“Vaste programme” di Laura Boldrini (nel libro di Laura Boldrini medesima)
Roma. Più che un libro è un diario (ma di viaggio). E più che un diario è un programma, anzi il programma, il “vaste programme” di Laura Boldrini, presidente della Camera e paladina dei diseredati tutti. Lo si capisce già dal titolo del volume Einaudi, appena uscito in libreria e presentato stasera a Roma, con Eugenio Scalfari, al Tempio di Adriano: “Lo sguardo lontano”, si chiama lo scritto di memorie e pensiero, e lo sguardo, si capisce, è il suo, quello di Laura, che già a vent’anni lasciò le natìe Marche per farsi campesina in Venezuela e addetta stampa a Tegucigalpa, per poi lavorare alla Fao, e all’Onu, e all’Alto Commissariato Onu per i Rifugiati. Ma è anche altrui, lo sguardo, e precisamente quello di chi vuole essere “casa della buona politica”. E Laura, si sa, vuole esserlo più che mai.
Si è ridotta lo stipendio, racconta nel libro, ha lottato per la trasparenza e per la sobrietà e contro il maschilismo e per il lavoro e per i migranti e per i vessati e per i discriminati e per le vittime delle politiche europee di ossessiva rigidità, ma anche per l’Europa unita, a patto che fosse l’Europa buona della generazione Erasmus. E si è interrogata, Laura, dopo essersi descritta piena di emozione al primo giorno di legislatura (per non dire del primo giorno da presidente eletta). Emozionata, sì, perché non si aspettava nulla, Laura: né di essere chiamata da Nichi Vendola in persona a candidarsi nelle liste di Sel, a fine 2012, né tantomeno di essere stata destinata allo scranno più alto di Montecitorio. Perché Laura ad altro pensava: al razzismo, al rinascente fascismo, persino al nazismo nato dopo un’altra grande crisi, quella del ’29, e tutto si tiene e tutto rischia di riprecipitare, se non si vigila, è il concetto. E Laura vigila. Continuamente. Anche, anzi tanto più da presidente della Camera. Talmente vigila, Laura, che qualcuno, agli albori del suo mandato, aveva persino fatto dell’ironia: ma perché Boldrini non si candida a sostituire Nichi Vendola alla guida Sel? Ma perché, a ’sto punto, non la candidano al Nobel?

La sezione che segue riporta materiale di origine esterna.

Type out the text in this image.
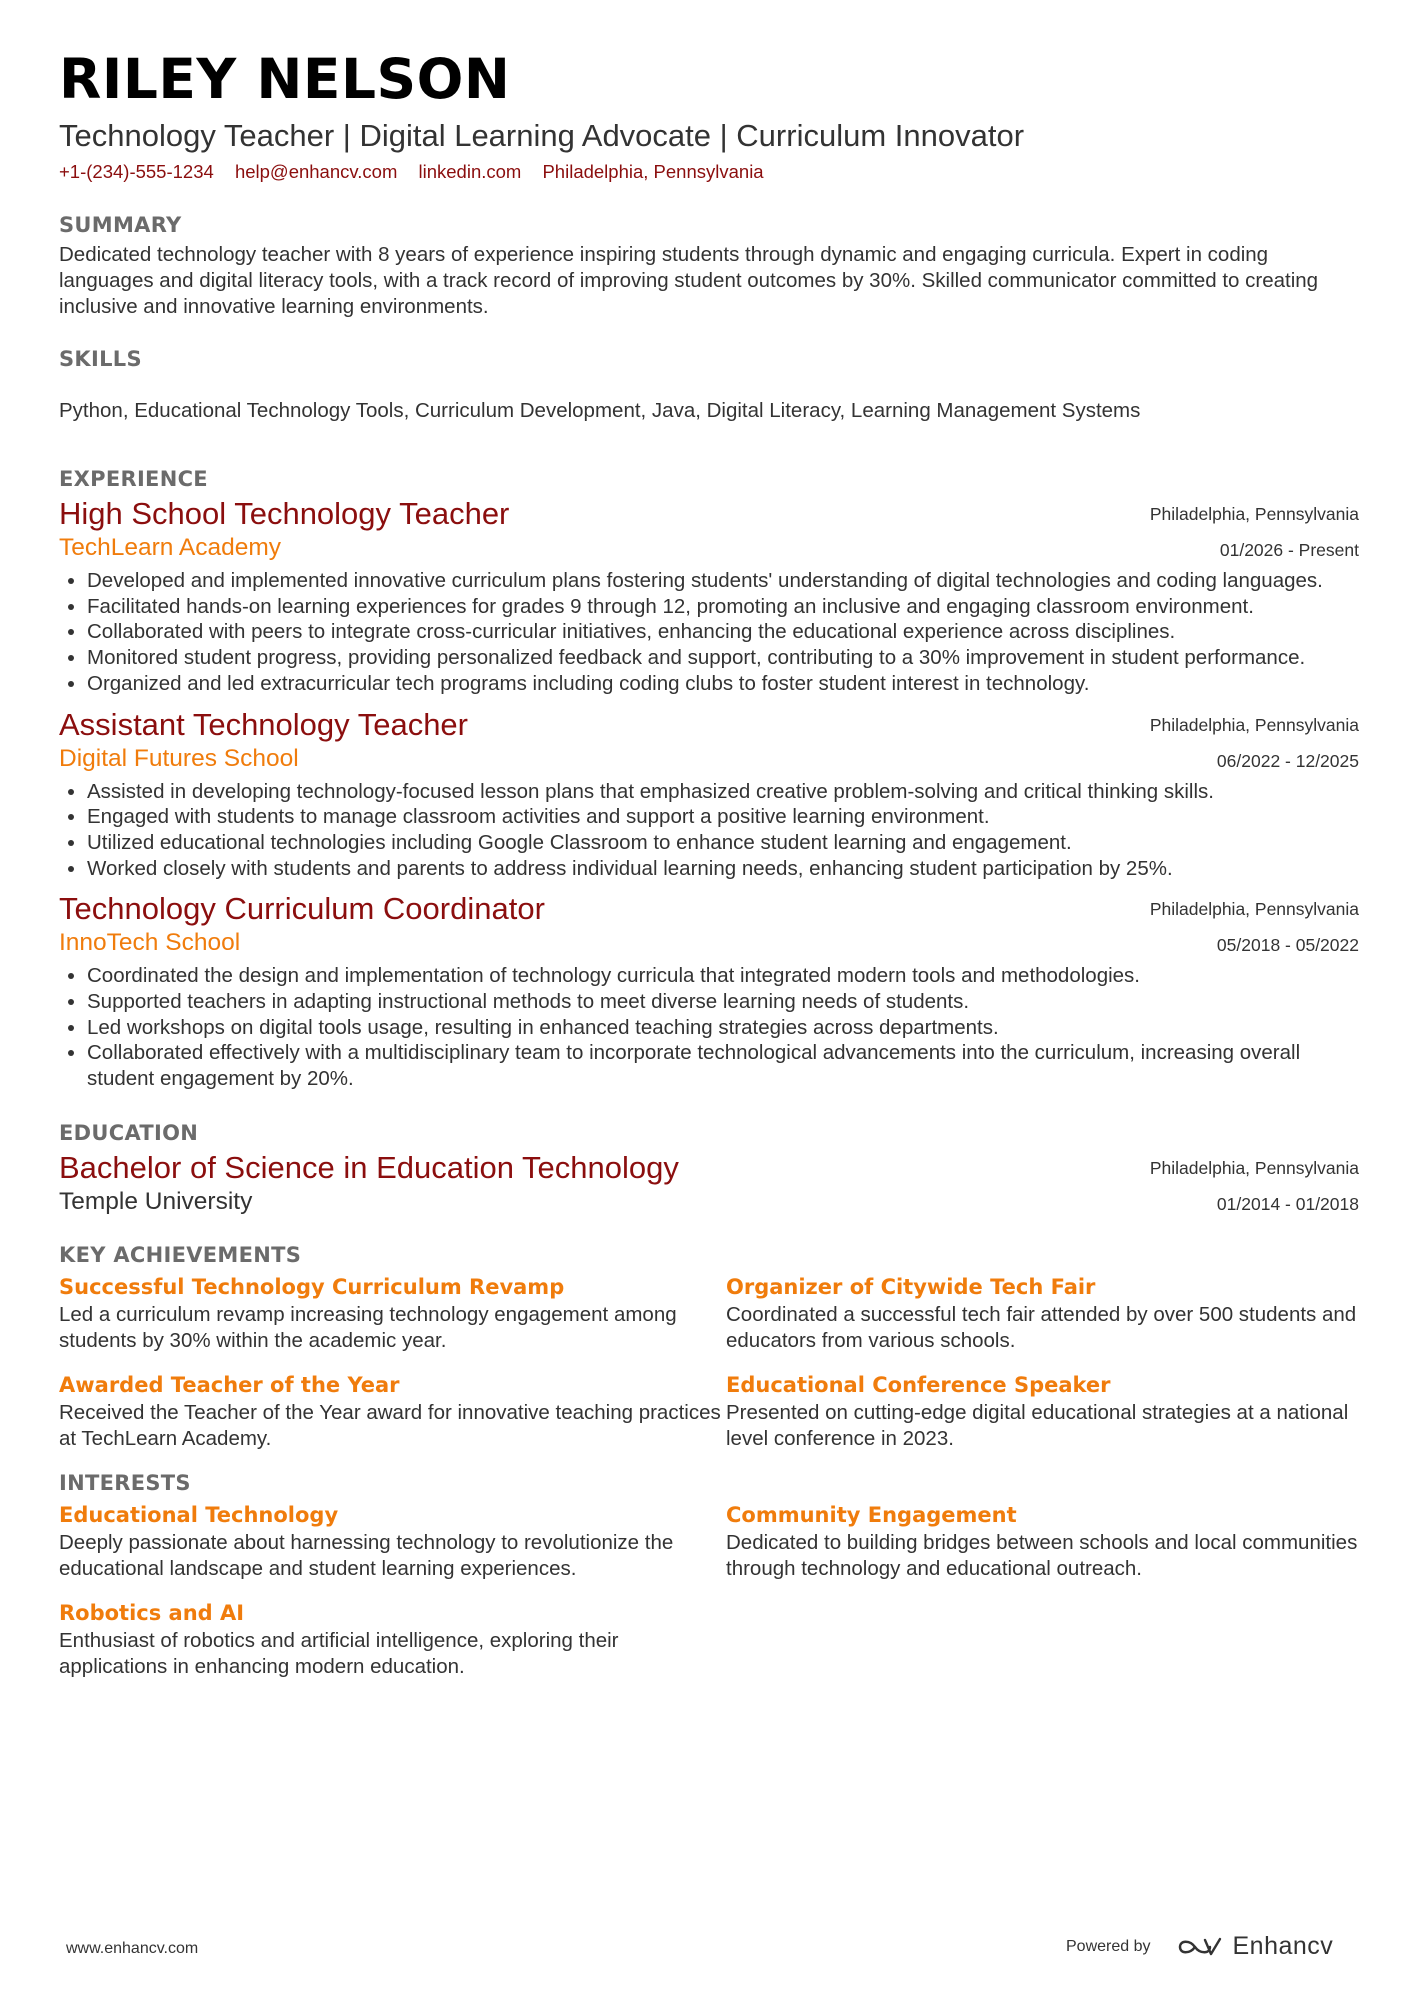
RILEY NELSON
Technology Teacher | Digital Learning Advocate | Curriculum Innovator
+1-(234)-555-1234 help@enhancv.com linkedin.com Philadelphia, Pennsylvania
SUMMARY
Dedicated technology teacher with 8 years of experience inspiring students through dynamic and engaging curricula. Expert in coding languages and digital literacy tools, with a track record of improving student outcomes by 30%. Skilled communicator committed to creating inclusive and innovative learning environments.
SKILLS
Python, Educational Technology Tools, Curriculum Development, Java, Digital Literacy, Learning Management Systems
EXPERIENCE
High School Technology Teacher
TechLearn Academy
Philadelphia, Pennsylvania
01/2026 - Present
• Developed and implemented innovative curriculum plans fostering students' understanding of digital technologies and coding languages.
• Facilitated hands-on learning experiences for grades 9 through 12, promoting an inclusive and engaging classroom environment.
• Collaborated with peers to integrate cross-curricular initiatives, enhancing the educational experience across disciplines.
• Monitored student progress, providing personalized feedback and support, contributing to a 30% improvement in student performance.
• Organized and led extracurricular tech programs including coding clubs to foster student interest in technology.
Assistant Technology Teacher
Digital Futures School
Philadelphia, Pennsylvania
06/2022 - 12/2025
• Assisted in developing technology-focused lesson plans that emphasized creative problem-solving and critical thinking skills.
• Engaged with students to manage classroom activities and support a positive learning environment.
• Utilized educational technologies including Google Classroom to enhance student learning and engagement.
• Worked closely with students and parents to address individual learning needs, enhancing student participation by 25%.
Technology Curriculum Coordinator
InnoTech School
Philadelphia, Pennsylvania
05/2018 - 05/2022
• Coordinated the design and implementation of technology curricula that integrated modern tools and methodologies.
• Supported teachers in adapting instructional methods to meet diverse learning needs of students.
• Led workshops on digital tools usage, resulting in enhanced teaching strategies across departments.
• Collaborated effectively with a multidisciplinary team to incorporate technological advancements into the curriculum, increasing overall student engagement by 20%.
EDUCATION
Bachelor of Science in Education Technology
Temple University
Philadelphia, Pennsylvania
01/2014 - 01/2018
KEY ACHIEVEMENTS
Successful Technology Curriculum Revamp
Led a curriculum revamp increasing technology engagement among students by 30% within the academic year.
Organizer of Citywide Tech Fair
Coordinated a successful tech fair attended by over 500 students and educators from various schools.
Awarded Teacher of the Year
Received the Teacher of the Year award for innovative teaching practices at TechLearn Academy.
Educational Conference Speaker
Presented on cutting-edge digital educational strategies at a national level conference in 2023.
INTERESTS
Educational Technology
Deeply passionate about harnessing technology to revolutionize the educational landscape and student learning experiences.
Community Engagement
Dedicated to building bridges between schools and local communities through technology and educational outreach.
Robotics and AI
Enthusiast of robotics and artificial intelligence, exploring their applications in enhancing modern education.
www.enhancv.com	Powered by	Enhancv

[**Video_box_2**] Ma Boldrini proseguiva lungo la sua via, dolente come quando, alla Camera, pronunciava il nome del (non eletto) presidente Stefano Rodotà, suo faro nella notte, e cominciava a prendere provvedimenti contro “il sistema gaglioffo e malato”: “Per chi come me si batte per un’idea di buona politica ogni giorno è in salita”, diceva Laura, in guerra contro gli spreconi, ovvio, ma senza cedere al becerume dell’antipolitica (Beppe Grillo ci andava giù pesante: “Miracolata di Vendola”, la chiamava, invitandola a “studiare la Costituzione”). Oggi Laura sorride a Matteo Salvini che le dice “sei il nulla”, sorride e ingaggia battaglie genere “corpo delle donne”, adorata da Michela Marzano. Sorride incompresa, a volte: dal diario-programma traspare l’amarezza per la battaglia non ancora vinta contro le discriminazioni linguistiche (“presidenta” invece di “presidente”, insomma). E soffre, Laura, concentrato di serietà, bontà e sobrietà (l’autoironia può attendere).